2 Requires the App Service plan be set to Always On. Pay at standard rates.
3 These limits are set in the host.
4 The actual number of function apps that you can host depends on the activity of the apps, the size of the machine instances, and the corresponding resource utilization.
5 The storage limit is the total content size in temporary storage across all apps in the same App Service plan. Consumption plan uses Azure Files for temporary storage.
6 When your function app is hosted in a Consumption plan, only the CNAME option is supported. For function apps in a Premium plan or an App Service plan, you can map a custom domain using either a CNAME or an A record.
7 Guaranteed for up to 60 minutes.
8 Workers are roles that host customer apps. Workers are available in three fixed sizes: One vCPU/3.5 GB RAM; Two vCPU/7 GB RAM; Four vCPU/14 GB RAM.
Networking features
Feature | Consumption plan | Premium plan | Dedicated plan | ASE | Kubernetes |
---|---|---|---|---|---|
Inbound IP restrictions and private site access | ✅Yes | ✅Yes | ✅Yes | ✅Yes | ✅Yes |
Virtual network integration | ❌No | ✅Yes (Regional) | ✅Yes (Regional and Gateway) | ✅Yes | ✅Yes |
Virtual network triggers (non-HTTP) | ❌No | ✅Yes | ✅Yes | ✅Yes | ✅Yes |
Hybrid connections (Windows only) | ❌No | ✅Yes | ✅Yes | ✅Yes | ✅Yes |
Outbound IP restrictions | ❌No | ✅Yes | ✅Yes | ✅Yes | ✅Yes |
Billing
Consumption plan | Pay only for the time your functions run.
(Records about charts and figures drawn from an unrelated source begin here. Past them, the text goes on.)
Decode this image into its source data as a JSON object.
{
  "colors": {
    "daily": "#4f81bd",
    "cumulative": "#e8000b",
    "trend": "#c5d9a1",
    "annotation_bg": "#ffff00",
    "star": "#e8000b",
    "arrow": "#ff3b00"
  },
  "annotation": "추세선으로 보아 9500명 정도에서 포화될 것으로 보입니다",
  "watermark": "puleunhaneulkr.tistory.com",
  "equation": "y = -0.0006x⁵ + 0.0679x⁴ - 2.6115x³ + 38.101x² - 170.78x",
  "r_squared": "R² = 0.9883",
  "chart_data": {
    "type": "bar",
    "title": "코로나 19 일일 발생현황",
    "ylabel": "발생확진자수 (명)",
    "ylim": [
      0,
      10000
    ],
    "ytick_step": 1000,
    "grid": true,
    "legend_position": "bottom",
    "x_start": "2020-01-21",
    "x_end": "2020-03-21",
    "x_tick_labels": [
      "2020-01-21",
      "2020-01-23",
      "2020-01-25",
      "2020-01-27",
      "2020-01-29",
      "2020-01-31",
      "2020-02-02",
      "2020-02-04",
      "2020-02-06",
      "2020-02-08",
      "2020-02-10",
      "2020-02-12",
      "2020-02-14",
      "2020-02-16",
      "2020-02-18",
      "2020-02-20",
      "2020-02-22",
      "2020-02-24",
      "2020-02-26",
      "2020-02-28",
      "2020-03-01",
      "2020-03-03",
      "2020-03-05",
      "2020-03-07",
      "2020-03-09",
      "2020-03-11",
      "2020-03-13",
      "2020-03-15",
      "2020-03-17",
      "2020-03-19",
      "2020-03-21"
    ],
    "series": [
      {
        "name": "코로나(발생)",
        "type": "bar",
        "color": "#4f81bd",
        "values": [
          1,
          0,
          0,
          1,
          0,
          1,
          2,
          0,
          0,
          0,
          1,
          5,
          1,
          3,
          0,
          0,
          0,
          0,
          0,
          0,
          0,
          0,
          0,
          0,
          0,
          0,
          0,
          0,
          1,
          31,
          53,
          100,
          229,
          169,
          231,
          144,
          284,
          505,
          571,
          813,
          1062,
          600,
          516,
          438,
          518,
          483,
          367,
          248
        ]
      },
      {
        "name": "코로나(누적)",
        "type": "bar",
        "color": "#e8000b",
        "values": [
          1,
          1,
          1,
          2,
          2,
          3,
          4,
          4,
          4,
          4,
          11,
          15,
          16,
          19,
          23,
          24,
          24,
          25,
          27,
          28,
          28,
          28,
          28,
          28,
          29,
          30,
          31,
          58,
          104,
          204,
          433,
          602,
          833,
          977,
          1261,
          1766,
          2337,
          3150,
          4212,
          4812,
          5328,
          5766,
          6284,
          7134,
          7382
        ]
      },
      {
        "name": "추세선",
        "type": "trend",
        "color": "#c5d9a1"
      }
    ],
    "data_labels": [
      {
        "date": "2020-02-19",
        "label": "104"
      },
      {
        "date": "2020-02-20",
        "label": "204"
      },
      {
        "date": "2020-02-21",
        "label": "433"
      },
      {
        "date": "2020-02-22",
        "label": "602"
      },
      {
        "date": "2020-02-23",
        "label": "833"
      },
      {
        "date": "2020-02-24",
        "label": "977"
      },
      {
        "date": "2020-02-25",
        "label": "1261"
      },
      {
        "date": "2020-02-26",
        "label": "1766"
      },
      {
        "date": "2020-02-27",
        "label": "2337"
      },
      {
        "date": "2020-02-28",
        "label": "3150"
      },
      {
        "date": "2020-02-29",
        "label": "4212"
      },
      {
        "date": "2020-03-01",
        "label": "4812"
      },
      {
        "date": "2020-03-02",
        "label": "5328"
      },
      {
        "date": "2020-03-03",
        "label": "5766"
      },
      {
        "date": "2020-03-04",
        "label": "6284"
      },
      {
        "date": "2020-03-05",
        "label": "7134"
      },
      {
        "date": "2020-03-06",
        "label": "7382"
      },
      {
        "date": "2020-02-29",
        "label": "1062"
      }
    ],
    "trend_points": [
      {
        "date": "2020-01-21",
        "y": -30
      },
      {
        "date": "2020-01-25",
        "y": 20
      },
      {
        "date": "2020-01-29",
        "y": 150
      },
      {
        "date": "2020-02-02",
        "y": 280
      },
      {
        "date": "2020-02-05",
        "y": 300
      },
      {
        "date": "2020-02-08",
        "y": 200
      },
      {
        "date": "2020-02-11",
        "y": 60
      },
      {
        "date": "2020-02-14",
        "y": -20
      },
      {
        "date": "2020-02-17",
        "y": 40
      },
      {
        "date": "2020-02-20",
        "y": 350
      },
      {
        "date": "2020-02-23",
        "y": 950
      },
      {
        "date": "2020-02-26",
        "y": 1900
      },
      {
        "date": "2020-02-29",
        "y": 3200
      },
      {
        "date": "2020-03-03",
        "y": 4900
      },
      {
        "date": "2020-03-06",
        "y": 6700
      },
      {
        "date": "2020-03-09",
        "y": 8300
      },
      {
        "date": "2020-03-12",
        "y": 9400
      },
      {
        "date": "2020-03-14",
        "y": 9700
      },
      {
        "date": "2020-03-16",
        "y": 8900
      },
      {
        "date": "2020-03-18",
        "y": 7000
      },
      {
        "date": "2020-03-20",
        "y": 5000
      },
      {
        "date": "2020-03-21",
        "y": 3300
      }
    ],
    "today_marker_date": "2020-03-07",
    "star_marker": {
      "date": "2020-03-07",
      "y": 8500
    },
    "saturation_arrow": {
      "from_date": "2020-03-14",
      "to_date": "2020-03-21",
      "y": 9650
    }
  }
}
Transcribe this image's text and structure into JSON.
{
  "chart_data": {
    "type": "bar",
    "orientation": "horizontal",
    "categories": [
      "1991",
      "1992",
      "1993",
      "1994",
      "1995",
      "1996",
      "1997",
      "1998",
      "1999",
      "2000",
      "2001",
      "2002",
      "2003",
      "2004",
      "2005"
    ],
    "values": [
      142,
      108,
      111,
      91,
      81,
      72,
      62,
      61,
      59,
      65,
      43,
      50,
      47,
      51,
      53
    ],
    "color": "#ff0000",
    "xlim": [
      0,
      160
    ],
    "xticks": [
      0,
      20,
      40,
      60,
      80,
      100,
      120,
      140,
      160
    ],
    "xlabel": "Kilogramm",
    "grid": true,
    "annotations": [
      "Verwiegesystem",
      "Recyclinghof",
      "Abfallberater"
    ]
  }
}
Billing is based on number of executions, execution time, and memory used. |
Premium plan | Premium plan is based on the number of core seconds and memory used across needed and pre-warmed instances. At least one instance per plan must be kept warm at all times. This plan provides more predictable pricing. |
Dedicated plan1 | You pay the same for function apps in an App Service Plan as you would for other App Service resources, like web apps. |
ASE1 | there's a flat monthly rate for an ASE that pays for the infrastructure and doesn't change with the size of the ASE. In addition, there's a cost per App Service plan vCPU. All apps hosted in an ASE are in the Isolated pricing SKU. |
Kubernetes | You pay only the costs of your Kubernetes cluster; no additional billing for Functions. Your function app runs as an application workload on top of your cluster, just like a regular app. |
1 For specific limits for the various App Service plan options, see the App Service plan limits.